Hungry Ghosts is a supernatural drama about being haunted physically and emotionally
SBS on Demand’s genre-merging new series—set in Melbourne’s Vietnamese-Australian community—is a supernatural thriller with a difference, writes critic Sarah Ward.
New SBS mini-series takes its title from the Hungry Ghost Festival, a month-long Buddhist and Taoist ritual in China, Vietnam and other parts of Asia each September, where participants venerate the dead. Set on the eve of the spiritual celebrations in Melbourne’s Vietnamese community, the supernatural drama also takes its moniker literally, with apparitions popping up within its frames.
These ghosts are hungry to settle old scores, reunite with their nearest and dearest, and share their pain. As Hungry Ghosts’ characters discover, one is particularly vengeful and vicious, and downright ravenous. The show handles its paranormal elements evocatively, judiciously but effectively deploying bumps and jumps—earning each and every one, and its ominous mood, too—but what stands out is how deeply Hungry Ghosts understands what it’s like to feel haunted in an everyday way.
Actually, in its concept and casting alone, much about the four-part series stands out. Local TV programs that tell Asian Australian tales, feature Asian Australian talent in most lead roles and fill their frames with Asian Australian actors as well (30 actors in the main cast here, plus 325 extras) shouldn’t be as uncommon as they are. Hungry Ghosts does feel undoubtedly rare, including in its storytelling focus. Four families earn the show’s attention, with the Le, Tran and Nguyen families of Vietnamese descent, and only the Stocktons hailing from an Anglo Australian background.
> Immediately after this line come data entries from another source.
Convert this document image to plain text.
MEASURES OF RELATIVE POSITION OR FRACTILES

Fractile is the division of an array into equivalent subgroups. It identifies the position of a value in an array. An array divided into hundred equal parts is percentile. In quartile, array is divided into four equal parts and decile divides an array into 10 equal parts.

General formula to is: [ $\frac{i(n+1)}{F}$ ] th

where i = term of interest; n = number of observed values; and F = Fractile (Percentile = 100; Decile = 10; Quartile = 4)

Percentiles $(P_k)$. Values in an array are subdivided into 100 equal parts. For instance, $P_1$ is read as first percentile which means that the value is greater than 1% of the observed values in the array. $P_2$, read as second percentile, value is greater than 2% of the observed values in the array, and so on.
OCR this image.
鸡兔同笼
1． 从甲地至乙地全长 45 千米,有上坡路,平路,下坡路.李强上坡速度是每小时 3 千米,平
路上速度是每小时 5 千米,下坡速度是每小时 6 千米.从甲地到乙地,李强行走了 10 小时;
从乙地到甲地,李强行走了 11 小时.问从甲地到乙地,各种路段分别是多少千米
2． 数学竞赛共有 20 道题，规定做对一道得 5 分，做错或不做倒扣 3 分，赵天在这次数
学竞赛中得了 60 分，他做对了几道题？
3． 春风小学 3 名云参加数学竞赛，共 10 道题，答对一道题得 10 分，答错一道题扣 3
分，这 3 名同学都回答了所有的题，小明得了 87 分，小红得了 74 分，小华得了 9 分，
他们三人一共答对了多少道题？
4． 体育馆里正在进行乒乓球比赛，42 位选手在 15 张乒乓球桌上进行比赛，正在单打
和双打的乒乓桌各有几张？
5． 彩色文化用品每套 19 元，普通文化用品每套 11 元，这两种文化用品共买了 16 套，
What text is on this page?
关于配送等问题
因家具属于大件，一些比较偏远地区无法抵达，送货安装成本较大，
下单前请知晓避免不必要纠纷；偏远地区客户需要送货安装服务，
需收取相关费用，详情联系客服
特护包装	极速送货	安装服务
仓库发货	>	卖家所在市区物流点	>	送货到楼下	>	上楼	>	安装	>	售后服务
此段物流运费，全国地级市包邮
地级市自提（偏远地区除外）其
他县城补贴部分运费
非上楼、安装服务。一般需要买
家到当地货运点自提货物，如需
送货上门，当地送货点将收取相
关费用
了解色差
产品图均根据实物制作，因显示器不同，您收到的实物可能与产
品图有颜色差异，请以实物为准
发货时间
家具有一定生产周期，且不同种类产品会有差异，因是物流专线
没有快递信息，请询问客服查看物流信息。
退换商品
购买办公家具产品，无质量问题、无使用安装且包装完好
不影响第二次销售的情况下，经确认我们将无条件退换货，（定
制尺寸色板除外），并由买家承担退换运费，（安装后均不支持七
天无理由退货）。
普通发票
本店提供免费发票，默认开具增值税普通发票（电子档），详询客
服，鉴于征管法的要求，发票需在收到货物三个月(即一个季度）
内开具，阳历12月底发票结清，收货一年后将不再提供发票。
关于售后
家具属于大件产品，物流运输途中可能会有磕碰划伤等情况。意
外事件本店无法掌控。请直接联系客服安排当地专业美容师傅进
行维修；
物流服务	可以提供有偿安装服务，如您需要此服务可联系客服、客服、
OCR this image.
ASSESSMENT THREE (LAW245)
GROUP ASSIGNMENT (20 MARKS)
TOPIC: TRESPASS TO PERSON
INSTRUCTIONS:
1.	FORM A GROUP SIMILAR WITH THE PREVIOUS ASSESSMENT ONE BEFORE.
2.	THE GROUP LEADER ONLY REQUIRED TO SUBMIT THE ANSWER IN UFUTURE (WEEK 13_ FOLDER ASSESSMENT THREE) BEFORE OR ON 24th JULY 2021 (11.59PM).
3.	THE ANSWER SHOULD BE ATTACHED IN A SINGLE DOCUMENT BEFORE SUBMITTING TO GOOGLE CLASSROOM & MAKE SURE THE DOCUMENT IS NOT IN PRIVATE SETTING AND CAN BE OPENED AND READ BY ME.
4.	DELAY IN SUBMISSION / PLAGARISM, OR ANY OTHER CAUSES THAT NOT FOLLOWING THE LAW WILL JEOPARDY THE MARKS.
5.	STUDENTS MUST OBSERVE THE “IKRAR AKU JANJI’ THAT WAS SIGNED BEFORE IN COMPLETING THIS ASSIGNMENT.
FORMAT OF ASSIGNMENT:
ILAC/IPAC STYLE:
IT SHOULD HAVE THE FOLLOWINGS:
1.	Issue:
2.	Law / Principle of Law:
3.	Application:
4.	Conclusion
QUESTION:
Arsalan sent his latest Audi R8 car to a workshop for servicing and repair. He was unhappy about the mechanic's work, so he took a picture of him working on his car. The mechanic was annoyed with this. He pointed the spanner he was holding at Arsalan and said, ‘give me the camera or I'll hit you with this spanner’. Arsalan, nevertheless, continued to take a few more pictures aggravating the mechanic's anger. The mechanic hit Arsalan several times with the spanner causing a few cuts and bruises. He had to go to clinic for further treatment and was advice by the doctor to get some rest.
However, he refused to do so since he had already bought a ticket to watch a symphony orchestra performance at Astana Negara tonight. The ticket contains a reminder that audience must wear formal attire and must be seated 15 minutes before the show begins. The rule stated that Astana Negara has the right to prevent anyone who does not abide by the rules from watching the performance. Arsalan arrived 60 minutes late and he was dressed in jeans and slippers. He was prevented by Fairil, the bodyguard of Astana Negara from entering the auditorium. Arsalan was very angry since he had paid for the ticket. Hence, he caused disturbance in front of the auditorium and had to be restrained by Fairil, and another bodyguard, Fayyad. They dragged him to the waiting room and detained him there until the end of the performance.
Directed by Storm Boy and Deep Water’s Shawn Seet, and written by Timothy Hobart, Michele Lee, John Ridley, Alan Nguyen and first-timer Jeremy Nguyen, the series flits between various players, weaving their stories around a pivotal event: the opening of a tomb in Vietnam. During a minesweeping operation, Catherine Taylor (Susie Porter) accidentally stumbles across the crypt and, upon entering, unleashes an especially vindictive spirit. As the Hungry Ghost Festival approaches, she’s back in Melbourne, making her presence known. But it’s May Le (Catherine Văn-Davies) that’s Hungry Ghosts’ protagonist, with the 20-something nail salon employee haunted by visions after a tragedy involving her grandmother Phuong (Linda Hsia).
The series is deliberate and meticulous in introducing its ensemble and connecting them to the lingering spirits; everyone has a story. May also has her usually absent mother Stella (Susan Ling Young) to deal with, as well as an emergency medicine doctor, Ben (Ryan Corr), who starts seeing more than his patients. Wracked with survivor’s guilt since his childhood, his colleague Sang Tran (Lap Phan) rarely spends time with his own family, including his wife Diana (Oakley Kwon) and their university-student daughter Sophie (Jillian Nguyen).
Over in the Nguyen household, Anh (Ferdinand Hoang) was a soldier and then a prisoner during the war, then followed his wife Lien (Gabrielle Chan) and son Paul (Gareth Yuen) to Melbourne. Then there’s retired photojournalist Neil Stockton (Bryan Brown), who covered the war and is preparing for an exhibition of his work.
It’s not difficult to guess what each of the show’s characters are haunted by—other than otherworldly forces, including one eager to claim souls and escape the gates of hell. Hungry Ghosts takes its time to tease out the specifics, viewing regular woes through the prism of their new supernatural encounters. Its most affecting dramas are firmly steeped in the ordinary and ongoing. That’s what good ghost stories do, using the paranormal as a manifestation of the fears, woes, traumas and struggles that beset everyone all the time. Hungry Ghosts makes that connection in a big and overt fashion—with a concerted focus on shadows cast by the past, and by the war—but it always does so in an authentic and moving manner, with help from grounded performances.
As genuine as the series’ emotional impact feels, and as fleshed out as its collective outpouring of pain and trouble does as well, not every narrative element earns the same description. The thread involving Neil Stockton hews closely to recent Aussie feature Hearts and Bones, for instance, and threatens to squander the great Brown in the process. Of course, perhaps that’s fitting, with Hungry Ghosts saving its strongest material for the Vietnamese community it’s immersed within. Also apt: the expressiveness of Seet’s visuals, which give naturalistic tones an ethereal sheen, peer closely at the show’s characters and serve up a luminous final sequence.